Over the last 10 years, the company’s stock is up by 1,623%. And I think it could still be a great investment even at today’s prices.
Shareholder returns
If I’d invested £1,000 in Games Workshop shares 10 years ago, I’d have an investment with a market value of £17,242 today. That’s a terrific return, but the rising share price is no accident.
Since 2014, the company has increased its earnings per share by 1,536%. And having relatively few fixed assets to maintain means it has been able to pay significant dividends to shareholders.
Over the last 10 years, Games Workshop has returned dividends totaling £14.77 per share to its investors. So if I’d used £1,000 to buy 195 shares a decade ago, I’d have received a total of £2,880.
Adding this to the £17,242 I’d be able to sell my investment for today implies a total return of £20,122 on a £1,000 investment. That’s an incredibly good return for a 10-year investment.
Outlook
It’s difficult to expect the same extraordinary returns going forward. But the foundation of Games Workshop’s impressive growth – its Warhammer 40,000 franchise – is still in place.
Intellectual property protection makes it impossible for other companies to replicate the company’s products.

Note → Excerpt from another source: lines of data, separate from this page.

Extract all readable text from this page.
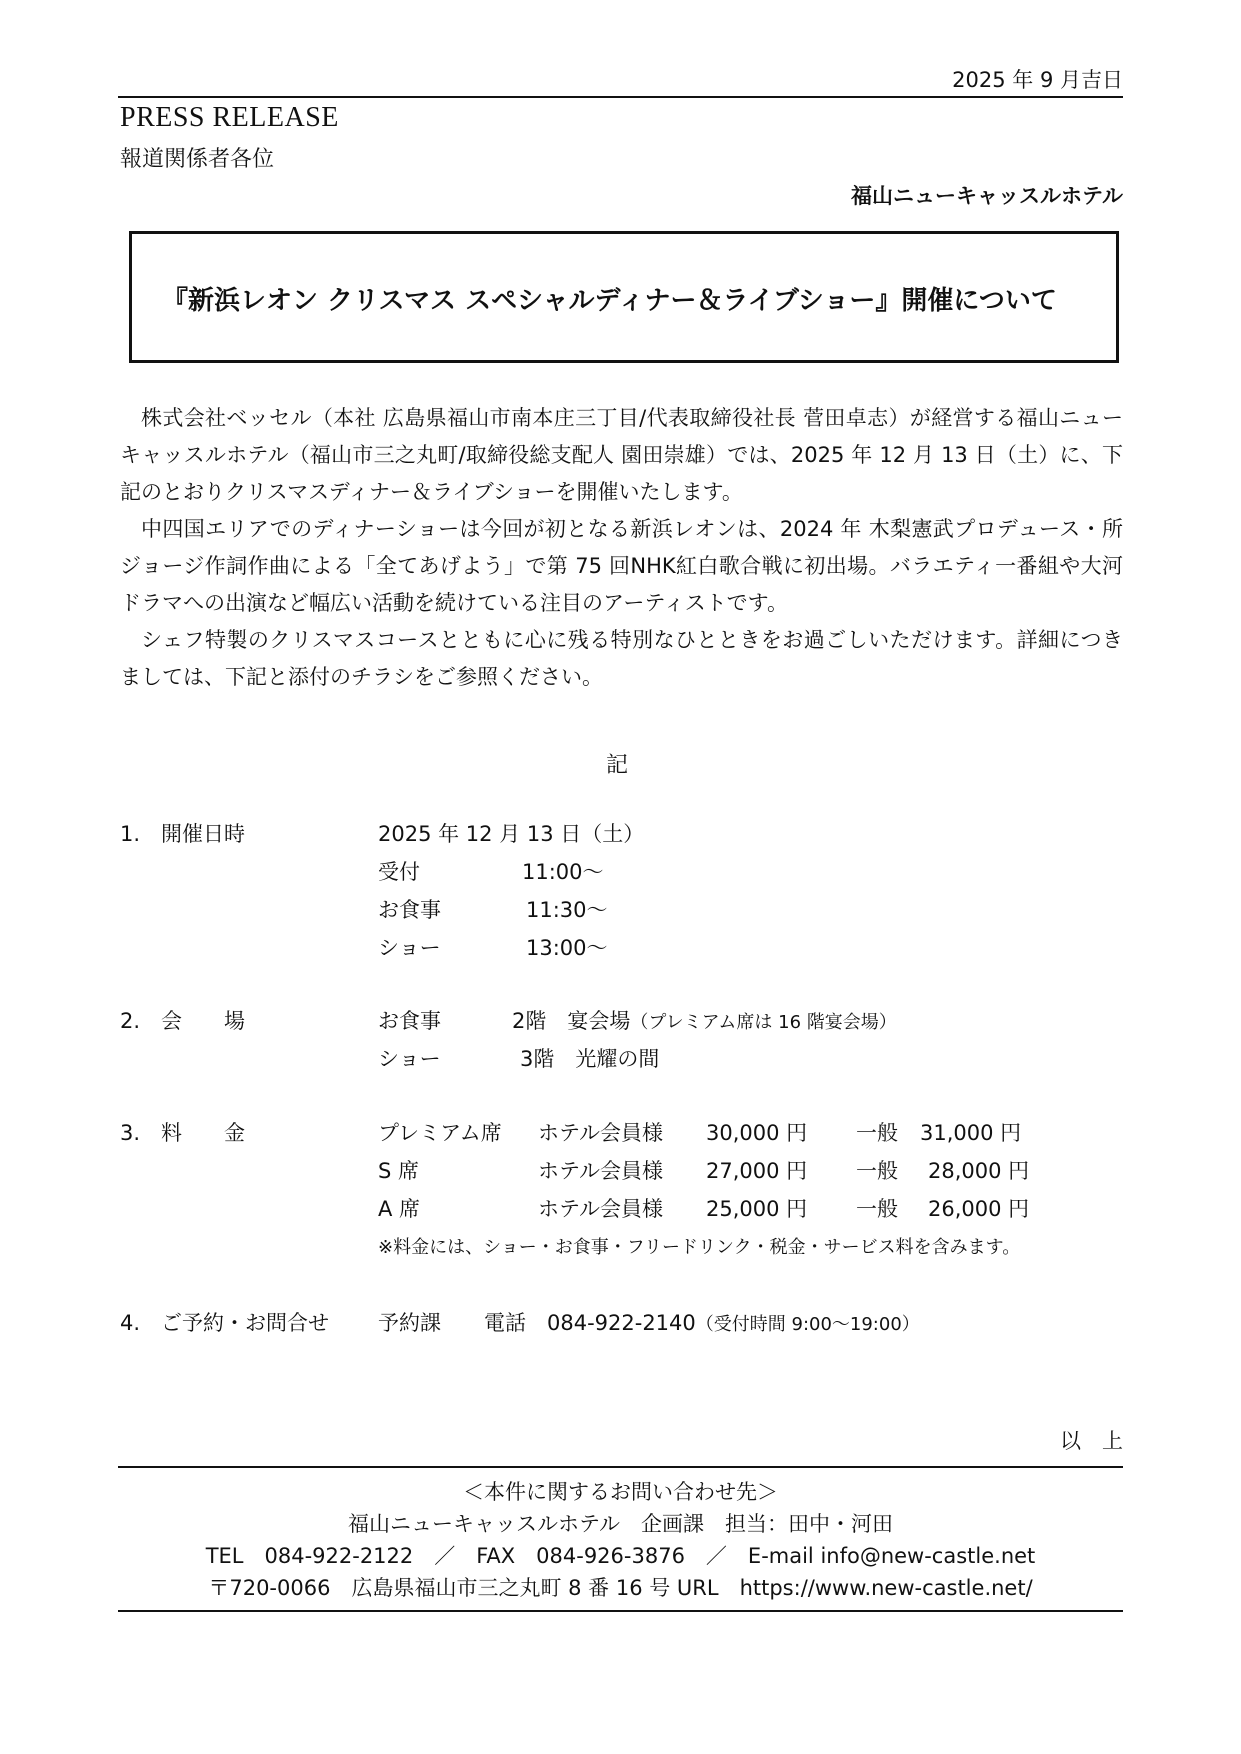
2025 年 9 月吉日
PRESS RELEASE
報道関係者各位
福山ニューキャッスルホテル
『新浜レオン クリスマス スペシャルディナー＆ライブショー』開催について

株式会社ベッセル（本社 広島県福山市南本庄三丁目/代表取締役社長 菅田卓志）が経営する福山ニューキャッスルホテル（福山市三之丸町/取締役総支配人 園田崇雄）では、2025 年 12 月 13 日（土）に、下記のとおりクリスマスディナー＆ライブショーを開催いたします。

中四国エリアでのディナーショーは今回が初となる新浜レオンは、2024 年 木梨憲武プロデュース・所ジョージ作詞作曲による「全てあげよう」で第 75 回NHK紅白歌合戦に初出場。バラエティ一番組や大河ドラマへの出演など幅広い活動を続けている注目のアーティストです。

シェフ特製のクリスマスコースとともに心に残る特別なひとときをお過ごしいただけます。詳細につきましては、下記と添付のチラシをご参照ください。

記
1.　開催日時	2025 年 12 月 13 日（土）
受付	11:00～
お食事	11:30～
ショー	13:00～
2.　会　　場	お食事	2階　宴会場（プレミアム席は 16 階宴会場）
ショー	3階　光耀の間
3.　料　　金	プレミアム席 ホテル会員様 30,000 円 一般 31,000 円
S 席	ホテル会員様 27,000 円 一般 28,000 円
A 席	ホテル会員様 25,000 円 一般 26,000 円
※料金には、ショー・お食事・フリードリンク・税金・サービス料を含みます。
4.　ご予約・お問合せ 予約課 電話　084-922-2140（受付時間 9:00～19:00）
以　上
＜本件に関するお問い合わせ先＞
福山ニューキャッスルホテル　企画課　担当：田中・河田
TEL　084-922-2122　／　FAX　084-926-3876　／　E-mail info@new-castle.net
〒720-0066　広島県福山市三之丸町 8 番 16 号 URL　https://www.new-castle.net/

That means there’s no danger of customers switching to a competitor.
The rights to the Warhammer franchise are an intangible asset, meaning they don’t wear out the way a physical asset like a machine does. As such, they don’t need replacing on a regular basis.

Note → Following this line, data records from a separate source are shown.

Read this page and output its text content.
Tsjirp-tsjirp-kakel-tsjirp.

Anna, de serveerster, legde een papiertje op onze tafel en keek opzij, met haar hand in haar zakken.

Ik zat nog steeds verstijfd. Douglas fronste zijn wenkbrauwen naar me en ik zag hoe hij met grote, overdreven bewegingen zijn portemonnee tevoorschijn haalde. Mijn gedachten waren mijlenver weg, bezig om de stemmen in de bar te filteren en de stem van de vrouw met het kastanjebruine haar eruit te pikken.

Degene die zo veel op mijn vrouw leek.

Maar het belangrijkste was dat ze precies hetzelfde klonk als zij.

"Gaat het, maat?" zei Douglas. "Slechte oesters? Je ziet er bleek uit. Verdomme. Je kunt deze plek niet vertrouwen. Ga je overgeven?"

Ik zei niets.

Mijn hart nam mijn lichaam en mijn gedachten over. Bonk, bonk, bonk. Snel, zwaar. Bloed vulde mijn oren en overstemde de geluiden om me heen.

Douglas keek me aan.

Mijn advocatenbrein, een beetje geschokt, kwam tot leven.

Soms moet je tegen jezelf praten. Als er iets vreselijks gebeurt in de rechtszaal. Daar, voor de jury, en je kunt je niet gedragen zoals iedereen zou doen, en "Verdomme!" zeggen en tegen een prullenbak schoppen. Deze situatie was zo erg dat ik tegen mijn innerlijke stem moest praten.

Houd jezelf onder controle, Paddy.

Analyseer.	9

This is why Games Workshop has such low capital requirements. And while the company might be making more money, this is just as relevant as it was a decade ago.
Valuation
FTSE 250 stocks can sometimes go under the radar, but it’s probably fair to say a lot of investors have heard of Games Workshop. Despite this, I think the share price today is eminently reasonable.

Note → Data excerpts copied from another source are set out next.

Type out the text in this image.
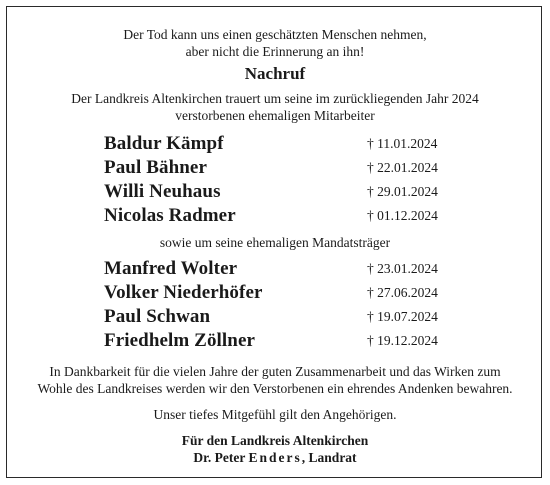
Der Tod kann uns einen geschätzten Menschen nehmen,
aber nicht die Erinnerung an ihn!
Nachruf
Der Landkreis Altenkirchen trauert um seine im zurückliegenden Jahr 2024
verstorbenen ehemaligen Mitarbeiter
Baldur Kämpf	† 11.01.2024
Paul Bähner	† 22.01.2024
Willi Neuhaus	† 29.01.2024
Nicolas Radmer	† 01.12.2024
sowie um seine ehemaligen Mandatsträger
Manfred Wolter	† 23.01.2024
Volker Niederhöfer	† 27.06.2024
Paul Schwan	† 19.07.2024
Friedhelm Zöllner	† 19.12.2024
In Dankbarkeit für die vielen Jahre der guten Zusammenarbeit und das Wirken zum
Wohle des Landkreises werden wir den Verstorbenen ein ehrendes Andenken bewahren.
Unser tiefes Mitgefühl gilt den Angehörigen.
Für den Landkreis Altenkirchen
Dr. Peter Enders, Landrat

The stock trades at a price-to-earnings (P/E) ratio of 23. That’s reasonably high, but those low cash requirements mean this equates to paying £3.2bn for a business generating £181m per year.
With this type of company, there’s always a risk that a difficult period for the economy could cause demand to fall. If this happens, I expect the dividend to fall and the share price to follow.
Over the long term, though, the company has some impressive attributes that make it extremely attractive. It’s an unusual example of a stock that I’d be willing to pay a high earnings multiple for.
A stock to consider buying
Warren Buffett says the best businesses to invest in are ones that grow without needing additional capital to support that growth. That’s exactly what Games Workshop has done over the last 10 years.
I’m doubtful that the company can generate the same return again. But it still generates huge returns on its tangible assets, which makes it a stock investors should consider carefully.